By Cole Hill (staff@latinospost.com) | First Posted: Apr 03, 2013 11:41 AM EDT

Judge Sherry Stephens sent Jodi Arias' lawyers a firm message Tuesday, denying her defense team's motion for a mistrial, but also throwing out a juror in the process.

(See live stream below)

With little else to grasp onto at this point in court, Arias's lawyers had urged Judge Stephens to consider a mistrial in the case, filing a claim Sunday alleging juror misconduct "discovered during closed proceedings" last week. While Judge Stephens refused to call a mistrial, following a meeting in her chambers with the prosecution and defense, she announced the dismissal of Juror Five - a woman in her 30s who had been gossiping about the case, according to CNN. The unidentified juror reportedly wept as she left the court house. An alternate juror was seated in her place.

Judge Stephens didn't elaborate on the juror's removal in court and ordered the rest of the jury not to speculate about why she was dismissed.

Arias' lawyers returned to trying to establish her inherent need for self-defense against Alexander by focussing on her backstory of past relationship abuse with paid "expert witnesses" on domestic abuse, psychotherapist Alyce LaViolette.

LaViolette never met with Alexander, but you wouldn't gather that from hearing her testimony. She's read through numerous text messages, emails and listened to phone conversations Arias recorded between the two. Picking up where the trial left off last week, LaViolette continued to offer her interpretations of emails and journal entries written by Arias.
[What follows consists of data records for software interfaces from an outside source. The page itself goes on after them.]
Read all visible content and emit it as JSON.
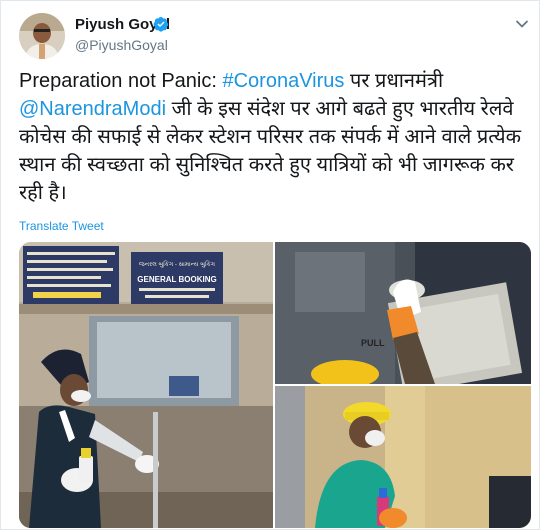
{
  "author": {
    "name": "Piyush Goyal",
    "handle": "@PiyushGoyal"
  },
  "icons": {
    "verified": "verified-badge-icon",
    "more": "chevron-down-icon",
    "avatar": "user-avatar"
  },
  "tweet": {
    "part1": "Preparation not Panic: ",
    "hashtag": "#CoronaVirus",
    "part2": " पर प्रधानमंत्री ",
    "mention": "@NarendraModi",
    "part3": " जी के इस संदेश पर आगे बढते हुए भारतीय रेलवे कोचेस की सफाई से लेकर स्टेशन परिसर तक संपर्क में आने वाले प्रत्येक स्थान की स्वच्छता को सुनिश्चित करते हुए यात्रियों को भी जागरूक कर रही है।"
  },
  "translate_label": "Translate Tweet",
  "media": {
    "photo1": {
      "sign_title": "જનરલ બુકિંગ - સામાન્ય બુકિંગ",
      "sign_subtitle": "GENERAL BOOKING"
    },
    "photo3": {
      "door_label": "PULL"
    }
  },
  "colors": {
    "link": "#1b95e0",
    "text": "#14171a",
    "muted": "#657786"
  }
}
A 32-year-old photographer from California, Arias is charged with the grisly first-degree murder of her ex-boyfriend, Travis Alexander, in June 2008, when she stabbed the 30-year-old man 27 times, primarily in the back, shot him in the face, slit his throat from ear to ear with so much force it almost decapitated him, and left his bloodied corpse crumpled over in the bathroom shower of his home - all in the course of 106 seconds. Arias' guilt is not up for debate - but her mental state at the time of the killing is. Arias' future depends on whether the jury believes she killed Alexander in self-defense, as she contends, or was actually a jilted lover exacting jealous revenge, as the prosecution argues.

LaViolette testified that Alexander admitted in a reply to a friend's email that he had not treated a past girlfriend well.

"He treated her badly but he didn't feel badly about it," LaViolette said of an email Alexander sent to a friend.

Last week, LaViollete discussed a previously undisclosed series of email exchanges between Arias, Alexander, and his "longtime friends," Chris and Sky Hughes as evidence of Alexander's allegedly abusive behavior. LaViolette returned to discussing more emails between Sky Hughes and Arias.

"She had serious concerns about Mr. Alexander and Ms. Arias' relationship ... she was concerned about his history and how he treated her," LaViolette said.

LaViolette gave her impression of an email sent Sept. 23, 2007 from Lisa Andrews to Alexander.

"She believes that they have gotten too sexual too soon ... that she feels that he has basically pushed on her -- talked about sex a lot in a way that she does not appreciate. She wants him to stop grabbing her butt, particularly in public ... that she finds that unattractive and doesn't appreciate it," LaViolette testified.

LaViolette claimed there was content in the email that suggested Andrews believed Alexander was a virgin.

"I see deception in a lot of areas," LaViolette said of Alexander's need to make people believe he was a virgin and wasn't financially unstable.

Martinez once again objected to the majority of the defense's questions, arguing LaViolette's testimony was nothing but hearsay.

LaViolette then focussed on instances of Alexander's alleged abuse of Arias, detailing several incidents when Arias felt mistreated romantically by Alexander, describing how hurt Arias was when she searched through his phone and found text messages arranging meet-ups with other women, and how depressed she became when she allegedly saw him making out with another woman. The behavior might make him a jerk, but it doesn't exactly make him the manipulative sociopath that Arias' defense team has portrayed him as, either.

"He makes her sick and he makes her happy ... she's got the best and the worst is what it sounds like," LaViolette said of an entry from Arias' journal.

"[Chronic infidelity] is considered a form of psychological abuse," said LaViolette.

LaViolette said she saw evidence in the emails that Alexander was deceiving 10 women at once.

"He's able to manage not being truthful to several women at a time," LaViolette said of Alexander.

Arias faces the death penalty if convicted. The trial resumes with more testimony from LaViolette Wednesday at 12:30 p.m. EST.